Dimitris Argyros

Personal information
- Full name: Dimitrios Argyros
- Date of birth: 6 December 1948
- Place of birth: Naousa, Greece
- Date of death: 5 November 2022 (aged 73)
- Place of death: Kastoria, Greece
- Position: Defender

Senior career*
- Years: Team / Apps / (Gls)
- 1966–1974: Naoussa
- 1974–1979: Kastoria / 148 / (7)
- 1979–1980: AEK Athens / 7 / (0)
- 1980–1981: Kastoria / 4 / (0)
- Total:  / 159 / (7)

= Dimitris Argyros =

Greek footballer

Dimitris "Τakis" Argyros (Δημήτρης "Τάκης" Αργυρός; 6 December 1948 – 5 November 2022) was a Greek professional footballer who played as a defender.

==Club career==
Argyros started his football career at Naoussa. He was a harsh centre-back, who could easily compete at the position of sweeper, as well. In the summer of 1974, during the days of the then conscription, he was transferred to Kastoria. He quickly established himself at the team of Kastoria and in his first season he competed in all 34 games of the championship. He spent a total of five seasons at the club and he distinguished himself in the league.

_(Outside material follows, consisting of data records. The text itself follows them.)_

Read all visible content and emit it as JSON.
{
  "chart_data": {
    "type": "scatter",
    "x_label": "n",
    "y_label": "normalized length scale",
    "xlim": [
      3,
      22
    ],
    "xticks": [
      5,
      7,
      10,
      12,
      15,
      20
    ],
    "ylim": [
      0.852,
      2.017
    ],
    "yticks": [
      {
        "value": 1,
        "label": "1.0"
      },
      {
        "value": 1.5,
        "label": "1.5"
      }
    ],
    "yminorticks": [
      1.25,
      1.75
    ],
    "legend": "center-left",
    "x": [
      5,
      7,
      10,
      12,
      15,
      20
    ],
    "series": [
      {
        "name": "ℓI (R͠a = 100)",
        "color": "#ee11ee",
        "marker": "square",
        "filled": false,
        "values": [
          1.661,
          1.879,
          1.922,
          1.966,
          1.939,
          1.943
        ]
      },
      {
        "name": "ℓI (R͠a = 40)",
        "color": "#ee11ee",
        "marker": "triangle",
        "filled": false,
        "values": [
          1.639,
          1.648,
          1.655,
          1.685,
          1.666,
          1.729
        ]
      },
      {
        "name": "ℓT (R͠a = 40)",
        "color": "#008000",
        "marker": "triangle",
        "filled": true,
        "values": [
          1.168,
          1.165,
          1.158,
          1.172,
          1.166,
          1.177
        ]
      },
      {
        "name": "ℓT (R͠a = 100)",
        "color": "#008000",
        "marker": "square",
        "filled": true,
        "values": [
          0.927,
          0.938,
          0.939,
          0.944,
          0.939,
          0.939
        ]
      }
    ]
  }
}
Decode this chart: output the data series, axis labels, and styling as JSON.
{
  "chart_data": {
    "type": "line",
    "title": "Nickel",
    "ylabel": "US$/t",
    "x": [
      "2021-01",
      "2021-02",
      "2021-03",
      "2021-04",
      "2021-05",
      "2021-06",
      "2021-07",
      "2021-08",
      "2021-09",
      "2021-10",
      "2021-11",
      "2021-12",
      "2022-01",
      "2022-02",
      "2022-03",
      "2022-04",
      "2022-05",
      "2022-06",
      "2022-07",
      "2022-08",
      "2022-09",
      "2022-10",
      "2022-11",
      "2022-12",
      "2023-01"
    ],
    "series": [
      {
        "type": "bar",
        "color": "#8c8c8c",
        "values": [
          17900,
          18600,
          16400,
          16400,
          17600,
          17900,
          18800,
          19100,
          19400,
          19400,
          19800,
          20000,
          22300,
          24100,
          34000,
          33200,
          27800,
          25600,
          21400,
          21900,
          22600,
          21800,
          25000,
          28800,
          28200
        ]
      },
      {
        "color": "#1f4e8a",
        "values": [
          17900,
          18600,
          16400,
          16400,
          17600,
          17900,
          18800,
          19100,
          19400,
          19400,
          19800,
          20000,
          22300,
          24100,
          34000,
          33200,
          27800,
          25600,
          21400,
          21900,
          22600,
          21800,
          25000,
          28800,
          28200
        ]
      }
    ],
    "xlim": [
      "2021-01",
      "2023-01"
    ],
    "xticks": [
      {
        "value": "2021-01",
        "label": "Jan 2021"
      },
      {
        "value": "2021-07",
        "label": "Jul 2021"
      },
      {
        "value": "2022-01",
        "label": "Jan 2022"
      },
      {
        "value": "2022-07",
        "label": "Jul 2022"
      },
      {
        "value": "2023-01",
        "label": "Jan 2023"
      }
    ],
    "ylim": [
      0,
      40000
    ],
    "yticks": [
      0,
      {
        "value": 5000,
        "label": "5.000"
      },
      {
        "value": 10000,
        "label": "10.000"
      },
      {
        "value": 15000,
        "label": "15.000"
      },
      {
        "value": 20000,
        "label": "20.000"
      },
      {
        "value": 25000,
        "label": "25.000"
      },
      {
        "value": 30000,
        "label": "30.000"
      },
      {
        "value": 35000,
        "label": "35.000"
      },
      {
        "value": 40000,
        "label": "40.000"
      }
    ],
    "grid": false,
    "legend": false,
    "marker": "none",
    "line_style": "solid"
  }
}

On 6 August 1979, despite his relatively advanced age of 31, Argyros was transferred to the then champions, AEK Athens, who paid 7 million drachmas to acquire him. He was mainly used as a back-up option in the center of the defense, behind Lakis Nikolaou and Petros Ravousis. On 19 September 1979 he made his only appearance in the European Cup in an away 3–0 defeat against Argeș Pitești. He also competed as a left-back, a position he was used in the entire play-off match for the 3rd place against Panathinaikos on 24 May 1980, where they lost by 1–0. His limited time of participation fell even further with the promotion of the promising defender, Stelios Manolas. In the following season he failed to make any appearances with the yellow-blacks, which resulted his departure on 15 December 1980 and his eventual return to Kastoria, where he ended his football career.

==Personal life==
Argyros was active citizen and he was repeatedly involved in politics and the local government. He died at 5 November 2022.